Rather than naming a legacy contact or memorializing an account, you can alternatively request your account be deactivated after you pass away. To prove you’ve passed away, your representative will need to provide documentation that they are an immediate family member or executor and will need to provide a copy of the death certificate.

If you don’t have deceased’s death certificate, you’ll need to provide proof of authority and proof of the deceased’s death.


Twitter has a form to be completed to get the process started after the death of a loved one. After completion, Twitter contacts the individual who submitted the form to request additional information including username of the deceased user’s Twitter account, a copy of the deceased user’s Death Certificate, a copy of your government issued ID, and a signed statement including the relationship of the signor to the decedent, contact information of the representative, the action being requested, proof of death, links to an obituary (if available) and a written request of what should happen to the account.

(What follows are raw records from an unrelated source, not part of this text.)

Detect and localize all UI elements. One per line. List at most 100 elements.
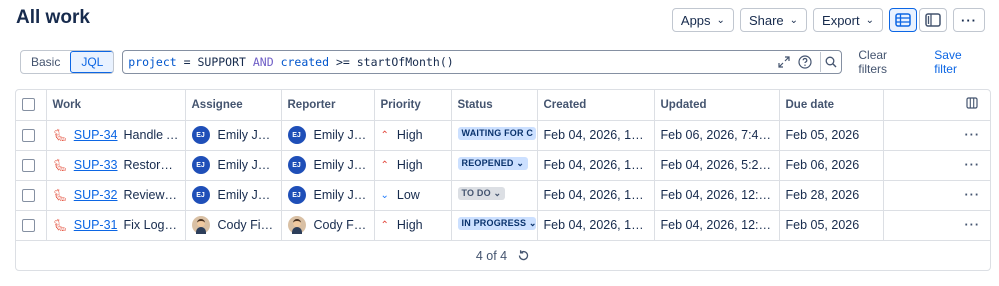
status-badge[interactable]: REOPENED ⌄ [457,157,529,170]
issue-summary[interactable]: Fix Login ... [124,218,179,232]
column-header-created[interactable]: Created [537,90,655,121]
column-header-due-date[interactable]: Due date [779,90,884,121]
issue-summary[interactable]: Handle A... [124,128,179,142]
export-button[interactable]: Export ⌄ [813,8,883,32]
issue-key-link[interactable]: SUP-34 [74,128,118,142]
table-row[interactable]: 🐛︎ SUP-31 Fix Login ... CF Cody Fisher CF Cody… [16,210,990,241]
jql-input[interactable]: project = SUPPORT AND created >= startOf… [122,50,843,74]
row-checkbox[interactable] [22,189,35,203]
due-date-cell: Feb 05, 2026 [779,210,884,241]
pagination: 4 of 4 [16,241,990,271]
assignee-cell[interactable]: CF Cody Fisher [185,210,282,241]
save-filter-button[interactable]: Save filter [934,48,987,76]
priority-high-icon: ⌃ [380,159,389,171]
share-button[interactable]: Share ⌄ [739,8,808,32]
more-icon[interactable]: ··· [965,218,981,232]
priority-label: High [396,218,423,232]
row-select-cell [16,210,47,241]
assignee-cell[interactable]: EJ Emily Joh... [185,180,282,211]
jql-mode-button[interactable]: JQL [70,51,114,73]
select-all-checkbox[interactable] [22,98,35,112]
issue-key-link[interactable]: SUP-31 [74,218,118,232]
column-header-work[interactable]: Work [46,90,186,121]
row-checkbox[interactable] [22,219,35,233]
more-icon[interactable]: ··· [965,128,981,142]
due-date-cell: Feb 05, 2026 [779,120,884,151]
status-badge[interactable]: IN PROGRESS ⌄ [457,217,536,230]
priority-label: High [396,128,423,142]
status-cell: REOPENED ⌄ [451,150,538,181]
column-header-status[interactable]: Status [451,90,538,121]
row-actions-cell: ··· [883,180,990,211]
detail-view-button[interactable] [919,8,947,32]
jql-token: startOfMonth() [356,55,454,69]
chevron-down-icon: ⌄ [716,14,725,26]
row-checkbox[interactable] [22,159,35,173]
status-badge[interactable]: TO DO ⌄ [457,187,506,200]
reporter-cell[interactable]: EJ Emily Jo... [281,150,375,181]
table-row[interactable]: 🐛︎ SUP-32 Review Sl... EJ Emily Joh... EJ Emil… [16,180,990,211]
reporter-cell[interactable]: EJ Emily Jo... [281,120,375,151]
created-cell: Feb 04, 2026, 12:5... [537,180,655,211]
updated-cell: Feb 04, 2026, 5:20 PM [654,150,780,181]
assignee-name: Emily Joh... [217,158,275,172]
help-icon[interactable] [798,55,812,69]
row-select-cell [16,150,47,181]
list-view-icon [895,13,911,27]
table-row[interactable]: 🐛︎ SUP-33 Restore A... EJ Emily Joh... EJ Emil… [16,150,990,181]
priority-high-icon: ⌃ [380,219,389,231]
priority-cell[interactable]: ⌃ High [374,150,452,181]
column-header-assignee[interactable]: Assignee [185,90,282,121]
search-icon [825,56,837,68]
priority-cell[interactable]: ⌃ High [374,120,452,151]
clear-filters-button[interactable]: Clear filters [858,48,918,76]
issue-key-link[interactable]: SUP-33 [74,158,118,172]
due-date-cell: Feb 06, 2026 [779,150,884,181]
reporter-cell[interactable]: CF Cody Fis... [281,210,375,241]
chevron-down-icon: ⌄ [533,128,535,138]
pagination-count: 4 of 4 [475,248,508,263]
avatar: EJ [191,126,210,144]
page-title: All work [16,7,90,28]
basic-mode-button[interactable]: Basic [21,51,70,73]
jql-token: created [280,55,330,69]
column-header-priority[interactable]: Priority [374,90,452,121]
list-view-button[interactable] [889,8,917,32]
reporter-cell[interactable]: EJ Emily Jo... [281,180,375,211]
due-date-cell: Feb 28, 2026 [779,180,884,211]
share-button-label: Share [748,12,784,28]
more-icon[interactable]: ··· [965,188,981,202]
updated-cell: Feb 06, 2026, 7:49 PM [654,120,780,151]
assignee-cell[interactable]: EJ Emily Joh... [185,150,282,181]
issue-summary[interactable]: Review Sl... [124,188,179,202]
status-badge[interactable]: WAITING FOR C ⌄ [457,127,536,140]
priority-cell[interactable]: ⌃ High [374,210,452,241]
jql-token: SUPPORT [197,55,246,69]
chevron-down-icon: ⌄ [490,188,502,198]
column-header-reporter[interactable]: Reporter [281,90,375,121]
row-checkbox[interactable] [22,129,35,143]
bug-icon: 🐛︎ [52,218,68,232]
table-row[interactable]: 🐛︎ SUP-34 Handle A... EJ Emily Joh... EJ Emily… [16,120,990,151]
jql-actions [778,51,841,73]
apps-button[interactable]: Apps ⌄ [671,8,734,32]
issue-key-link[interactable]: SUP-32 [74,188,118,202]
search-button[interactable] [820,52,841,72]
issue-summary[interactable]: Restore A... [124,158,179,172]
assignee-cell[interactable]: EJ Emily Joh... [185,120,282,151]
more-actions-button[interactable]: ··· [953,8,985,32]
search-mode-toggle: Basic JQL [20,50,115,74]
priority-cell[interactable]: ⌄ Low [374,180,452,211]
expand-icon[interactable] [778,56,790,68]
jql-token: AND [245,55,281,69]
assignee-name: Emily Joh... [217,188,275,202]
columns-icon[interactable] [966,97,978,109]
refresh-icon[interactable] [517,249,530,262]
avatar: CF [287,216,306,234]
more-icon[interactable]: ··· [965,158,981,172]
column-header-updated[interactable]: Updated [654,90,780,121]
status-label: WAITING FOR C [461,128,534,138]
work-cell: 🐛︎ SUP-31 Fix Login ... [46,210,186,241]
apps-button-label: Apps [680,12,711,28]
table-header-row: Work Assignee Reporter Priority Status C… [16,90,990,121]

Many individuals spend time and energy creating Ancestry.com profiles to track their genealogy and likely intend on their families to have access to the work they’ve put into such an account. However, upon the death of an owner, there are options for what happens to the account and its content. Firstly, one must prove the death of the account owner and the authority of the person trying to gain control of the account. The following is a non-exhaustive list of documents that may be required, as applicable: letter of appointment, letter of administration or representation, a copy of the will, letters testamentary and/or copy of the member’s death certificate and/or proof of identification that verifies your authority to take over the account

After this information is provided, deletion of the account is an option but not a necessity. Upon deletion, access to the account and to all related data on that account is lost and cannot be retrieved (presumably, this includes the trees one may have created and shared with family members during his or her lifetime). You may wish to download the family tree, raw DNA data, or other notes or  files before deleting the account. Ancestry.com can assist in downloading the tree data. Alternatively, if you have successfully demonstrated that you are the legal owner of the account on the death of a member, you are granted access to the member’s account and you are able to determine whether to maintain or delete the account yourself in the account settings. In the event no probate proceeding will take place and/or there is no one to take on the account, Ancestry.com can be contacted directly to delete an account.

In many cases you may think you’ll  leave the account information with your loved ones and they will carry on with your profiles and digital information as if nothing has changed. However, that would be in breach of most, if not all, of the service agreements (to which you’ve undoubtedly clicked “I agree” after proving you’re not a robot numerous times). So, the best plan may be to share and save data and assets that are important during your lifetime, and rest easy about those that leave the tangible (and world wide web) world with you.